Mink - Makeup 3D Printer
3D printing is a powerful commodity. It has the ability to disrupt so many industries and that disruption is happening in the garages, garden sheds and home workspaces of the maker community.
One of the great things about this community is the willingness to share ideas. It would be very easy for home inventors to design a product, stick a price on it and try and make a fortune. But a lot of innovation from 3D printing comes for free through hacking, online sharing and open source platforms.
One woman who took this freedom and turned it into something that could potentially disrupt a multi-billion Pound industry is New York inventor, Grace Choi.
With a background that spans from Burger King to Harvard (not behind the counter mind you, in the food innovation department) Choi wants to see a change in our world, in particular the beauty industry.
In a bid to tackle an industry that does not cater to all except through very high price tags, the designer came up with Mink, a prototype for 3D printing makeup at home.
It sounds like an impossible idea but in a world where we have just witnessed a full sized, 3D printed car, 3D printing is doing a pretty good job at proving sceptics wrong.

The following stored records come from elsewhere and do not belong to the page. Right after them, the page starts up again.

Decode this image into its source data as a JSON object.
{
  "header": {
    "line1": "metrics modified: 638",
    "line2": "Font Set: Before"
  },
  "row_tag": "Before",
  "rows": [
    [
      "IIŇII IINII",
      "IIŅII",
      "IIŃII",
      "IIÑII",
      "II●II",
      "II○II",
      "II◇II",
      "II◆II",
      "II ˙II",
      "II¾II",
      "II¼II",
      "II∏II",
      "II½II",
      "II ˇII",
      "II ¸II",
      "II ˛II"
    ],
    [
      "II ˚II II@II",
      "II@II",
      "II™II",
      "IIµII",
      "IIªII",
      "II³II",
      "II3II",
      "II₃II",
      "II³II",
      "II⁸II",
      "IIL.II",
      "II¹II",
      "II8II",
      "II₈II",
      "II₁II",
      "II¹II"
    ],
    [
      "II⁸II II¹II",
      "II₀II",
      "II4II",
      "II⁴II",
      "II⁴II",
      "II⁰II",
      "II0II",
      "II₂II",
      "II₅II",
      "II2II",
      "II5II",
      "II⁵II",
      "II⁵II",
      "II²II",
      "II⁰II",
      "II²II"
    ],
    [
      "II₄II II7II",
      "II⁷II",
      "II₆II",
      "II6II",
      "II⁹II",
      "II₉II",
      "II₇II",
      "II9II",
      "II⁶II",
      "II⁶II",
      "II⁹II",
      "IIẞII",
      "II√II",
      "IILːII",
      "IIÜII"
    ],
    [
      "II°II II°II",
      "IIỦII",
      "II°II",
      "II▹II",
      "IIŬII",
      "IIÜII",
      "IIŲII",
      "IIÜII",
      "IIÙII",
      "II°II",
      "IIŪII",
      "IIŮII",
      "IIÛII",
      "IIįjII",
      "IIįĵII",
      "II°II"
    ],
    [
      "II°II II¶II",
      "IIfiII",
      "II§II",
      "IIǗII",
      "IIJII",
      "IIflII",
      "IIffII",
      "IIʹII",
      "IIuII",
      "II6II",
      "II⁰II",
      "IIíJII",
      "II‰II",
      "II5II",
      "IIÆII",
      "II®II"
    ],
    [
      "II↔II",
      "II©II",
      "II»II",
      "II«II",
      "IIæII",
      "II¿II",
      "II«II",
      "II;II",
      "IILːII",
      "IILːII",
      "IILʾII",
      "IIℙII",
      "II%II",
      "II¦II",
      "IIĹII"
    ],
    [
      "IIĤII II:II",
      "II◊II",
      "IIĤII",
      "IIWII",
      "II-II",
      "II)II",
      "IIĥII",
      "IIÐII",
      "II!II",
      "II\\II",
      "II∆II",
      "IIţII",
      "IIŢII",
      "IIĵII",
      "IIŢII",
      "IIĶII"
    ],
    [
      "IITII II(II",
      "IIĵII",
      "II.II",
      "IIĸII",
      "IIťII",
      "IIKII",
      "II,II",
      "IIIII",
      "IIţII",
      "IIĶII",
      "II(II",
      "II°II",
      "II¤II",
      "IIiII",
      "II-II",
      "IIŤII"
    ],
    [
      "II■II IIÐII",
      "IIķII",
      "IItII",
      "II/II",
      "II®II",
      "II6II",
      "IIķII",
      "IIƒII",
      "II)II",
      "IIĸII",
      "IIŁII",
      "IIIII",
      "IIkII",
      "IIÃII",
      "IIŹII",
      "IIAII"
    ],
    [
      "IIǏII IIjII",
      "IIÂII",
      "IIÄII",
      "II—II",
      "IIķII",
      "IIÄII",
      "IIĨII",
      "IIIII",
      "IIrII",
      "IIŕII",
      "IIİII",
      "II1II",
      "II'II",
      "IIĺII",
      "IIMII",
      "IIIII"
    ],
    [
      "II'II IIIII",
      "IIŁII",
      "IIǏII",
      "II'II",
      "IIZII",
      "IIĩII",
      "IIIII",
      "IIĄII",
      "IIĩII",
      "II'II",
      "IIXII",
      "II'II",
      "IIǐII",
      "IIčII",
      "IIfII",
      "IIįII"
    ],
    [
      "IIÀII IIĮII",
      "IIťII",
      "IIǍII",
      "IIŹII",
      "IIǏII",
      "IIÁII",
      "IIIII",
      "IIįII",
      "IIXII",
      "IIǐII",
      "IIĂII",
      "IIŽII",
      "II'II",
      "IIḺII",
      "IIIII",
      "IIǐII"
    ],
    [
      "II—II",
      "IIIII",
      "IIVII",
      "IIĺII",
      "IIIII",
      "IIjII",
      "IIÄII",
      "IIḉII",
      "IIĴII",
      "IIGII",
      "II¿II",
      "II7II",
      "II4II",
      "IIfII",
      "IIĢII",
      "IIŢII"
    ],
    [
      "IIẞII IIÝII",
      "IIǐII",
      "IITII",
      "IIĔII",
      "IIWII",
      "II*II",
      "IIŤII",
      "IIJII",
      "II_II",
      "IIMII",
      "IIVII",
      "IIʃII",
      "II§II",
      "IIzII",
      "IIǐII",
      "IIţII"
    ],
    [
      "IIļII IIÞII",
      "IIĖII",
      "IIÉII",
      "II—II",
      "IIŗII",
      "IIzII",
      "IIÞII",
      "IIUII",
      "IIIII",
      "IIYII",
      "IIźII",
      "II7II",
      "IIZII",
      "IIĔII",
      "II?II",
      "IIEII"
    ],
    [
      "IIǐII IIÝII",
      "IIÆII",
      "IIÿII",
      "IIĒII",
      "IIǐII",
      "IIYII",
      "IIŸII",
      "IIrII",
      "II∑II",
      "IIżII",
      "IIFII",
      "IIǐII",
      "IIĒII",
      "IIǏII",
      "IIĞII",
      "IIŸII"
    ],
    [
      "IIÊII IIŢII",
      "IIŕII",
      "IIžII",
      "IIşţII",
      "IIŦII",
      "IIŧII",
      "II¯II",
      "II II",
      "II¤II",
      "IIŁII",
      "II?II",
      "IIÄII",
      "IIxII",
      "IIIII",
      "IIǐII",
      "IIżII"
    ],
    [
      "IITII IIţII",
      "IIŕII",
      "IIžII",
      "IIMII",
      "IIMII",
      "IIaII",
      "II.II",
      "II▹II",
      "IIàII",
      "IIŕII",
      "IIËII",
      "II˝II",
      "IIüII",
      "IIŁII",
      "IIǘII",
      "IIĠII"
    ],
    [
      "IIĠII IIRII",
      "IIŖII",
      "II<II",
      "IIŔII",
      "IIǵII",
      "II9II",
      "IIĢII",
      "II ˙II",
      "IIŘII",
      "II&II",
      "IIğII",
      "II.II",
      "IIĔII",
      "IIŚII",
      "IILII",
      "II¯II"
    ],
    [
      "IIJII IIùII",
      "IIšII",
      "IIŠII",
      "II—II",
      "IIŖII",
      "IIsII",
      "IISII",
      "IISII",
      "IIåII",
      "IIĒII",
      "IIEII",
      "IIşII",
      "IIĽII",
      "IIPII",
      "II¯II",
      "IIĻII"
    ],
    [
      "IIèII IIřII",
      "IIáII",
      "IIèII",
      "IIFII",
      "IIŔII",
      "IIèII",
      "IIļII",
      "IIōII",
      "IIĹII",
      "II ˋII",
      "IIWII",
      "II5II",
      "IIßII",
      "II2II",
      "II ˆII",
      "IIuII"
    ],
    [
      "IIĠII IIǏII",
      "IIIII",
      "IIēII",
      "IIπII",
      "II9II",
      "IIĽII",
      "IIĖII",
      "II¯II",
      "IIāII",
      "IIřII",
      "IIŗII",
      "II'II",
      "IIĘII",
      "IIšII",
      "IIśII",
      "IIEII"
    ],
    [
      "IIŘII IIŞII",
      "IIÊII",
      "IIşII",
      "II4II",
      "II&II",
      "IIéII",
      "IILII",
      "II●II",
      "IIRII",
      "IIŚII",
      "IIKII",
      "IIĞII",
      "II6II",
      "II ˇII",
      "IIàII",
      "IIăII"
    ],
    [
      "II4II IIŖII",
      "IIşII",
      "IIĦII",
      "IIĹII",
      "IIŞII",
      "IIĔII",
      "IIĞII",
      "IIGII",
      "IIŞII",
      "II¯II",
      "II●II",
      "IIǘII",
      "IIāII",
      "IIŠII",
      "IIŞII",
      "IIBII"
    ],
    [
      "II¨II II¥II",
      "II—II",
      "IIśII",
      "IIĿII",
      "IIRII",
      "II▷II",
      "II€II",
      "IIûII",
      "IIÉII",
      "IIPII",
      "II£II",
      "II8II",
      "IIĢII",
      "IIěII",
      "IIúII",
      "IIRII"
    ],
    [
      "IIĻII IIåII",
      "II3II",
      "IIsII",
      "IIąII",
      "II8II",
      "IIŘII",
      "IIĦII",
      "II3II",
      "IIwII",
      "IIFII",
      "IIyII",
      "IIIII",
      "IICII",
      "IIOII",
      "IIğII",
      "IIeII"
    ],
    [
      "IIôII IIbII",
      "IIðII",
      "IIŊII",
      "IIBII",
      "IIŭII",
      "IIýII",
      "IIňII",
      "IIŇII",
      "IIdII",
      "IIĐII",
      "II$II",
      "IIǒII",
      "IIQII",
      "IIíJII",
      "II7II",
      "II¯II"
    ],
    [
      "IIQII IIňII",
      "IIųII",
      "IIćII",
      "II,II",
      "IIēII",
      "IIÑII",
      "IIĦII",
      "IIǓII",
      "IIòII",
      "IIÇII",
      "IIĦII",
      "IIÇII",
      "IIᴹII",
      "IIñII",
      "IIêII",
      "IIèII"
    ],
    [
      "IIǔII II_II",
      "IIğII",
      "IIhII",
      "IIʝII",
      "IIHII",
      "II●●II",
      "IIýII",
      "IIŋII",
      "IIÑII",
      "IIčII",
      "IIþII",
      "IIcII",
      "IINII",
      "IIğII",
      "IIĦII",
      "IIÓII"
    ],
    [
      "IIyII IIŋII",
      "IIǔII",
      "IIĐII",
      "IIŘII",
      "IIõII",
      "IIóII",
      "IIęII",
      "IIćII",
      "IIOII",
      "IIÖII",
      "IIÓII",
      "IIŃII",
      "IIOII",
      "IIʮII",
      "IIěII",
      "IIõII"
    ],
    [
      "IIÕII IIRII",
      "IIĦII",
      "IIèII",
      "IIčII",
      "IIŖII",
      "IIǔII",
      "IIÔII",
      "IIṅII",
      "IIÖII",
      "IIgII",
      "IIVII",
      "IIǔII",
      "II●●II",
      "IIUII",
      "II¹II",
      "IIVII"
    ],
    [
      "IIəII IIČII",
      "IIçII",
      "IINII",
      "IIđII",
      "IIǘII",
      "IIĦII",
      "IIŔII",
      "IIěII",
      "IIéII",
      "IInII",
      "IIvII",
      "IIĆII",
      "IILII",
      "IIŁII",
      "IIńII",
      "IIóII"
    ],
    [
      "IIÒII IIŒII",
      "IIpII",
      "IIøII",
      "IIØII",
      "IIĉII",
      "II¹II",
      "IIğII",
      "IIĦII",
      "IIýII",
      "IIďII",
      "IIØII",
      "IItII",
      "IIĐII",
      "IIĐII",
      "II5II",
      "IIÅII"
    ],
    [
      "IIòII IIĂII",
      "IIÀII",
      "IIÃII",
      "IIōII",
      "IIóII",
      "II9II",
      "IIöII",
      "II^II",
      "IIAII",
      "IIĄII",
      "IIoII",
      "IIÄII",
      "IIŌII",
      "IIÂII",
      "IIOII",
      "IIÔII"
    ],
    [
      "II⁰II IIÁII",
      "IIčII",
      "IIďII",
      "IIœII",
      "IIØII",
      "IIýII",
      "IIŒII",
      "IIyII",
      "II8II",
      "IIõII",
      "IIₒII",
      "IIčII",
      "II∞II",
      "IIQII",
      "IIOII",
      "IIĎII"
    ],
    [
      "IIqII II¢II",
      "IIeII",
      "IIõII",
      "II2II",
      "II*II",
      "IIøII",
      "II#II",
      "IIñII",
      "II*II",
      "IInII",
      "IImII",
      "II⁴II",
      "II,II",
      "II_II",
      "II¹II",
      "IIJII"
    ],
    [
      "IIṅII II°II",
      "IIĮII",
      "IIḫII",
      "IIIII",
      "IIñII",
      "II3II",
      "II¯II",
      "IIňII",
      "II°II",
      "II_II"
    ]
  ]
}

3D printed makeup shown at TechCrunch Disrupt
Through hacking into a desktop 2D printer, Choi found that it is possible to use the basis of a home printer to print your own cosmetics. Using raw material for base products like creams, shadows or lipstick, she discovered that you can print a top layer of ink using the printer’s primary colour pallet.
Choi presented her ideas at the TechCrunch Disrupt event earlier this year and had some important and interesting ideas to share about technology being able to provide products for free that industries charge huge premiums for.
Choi is currently on the lookout for software developers for her design who can request an invite over on the Mink website. Her project has huge potential if put the right hands and it has received a lot of attention since it first appeared in May.
The most interesting aspect of Choi’s story is not the invention itself but the concept behind it - idea that technology, in particular 3D printing, has the opportunity to change the way we manufacture. Choi insists she is not interested in becoming a millionaire from this and would rather see a positive change in the way people interact with products, giving people the freedom to make what they want and not have it dictated to them by mass retailers.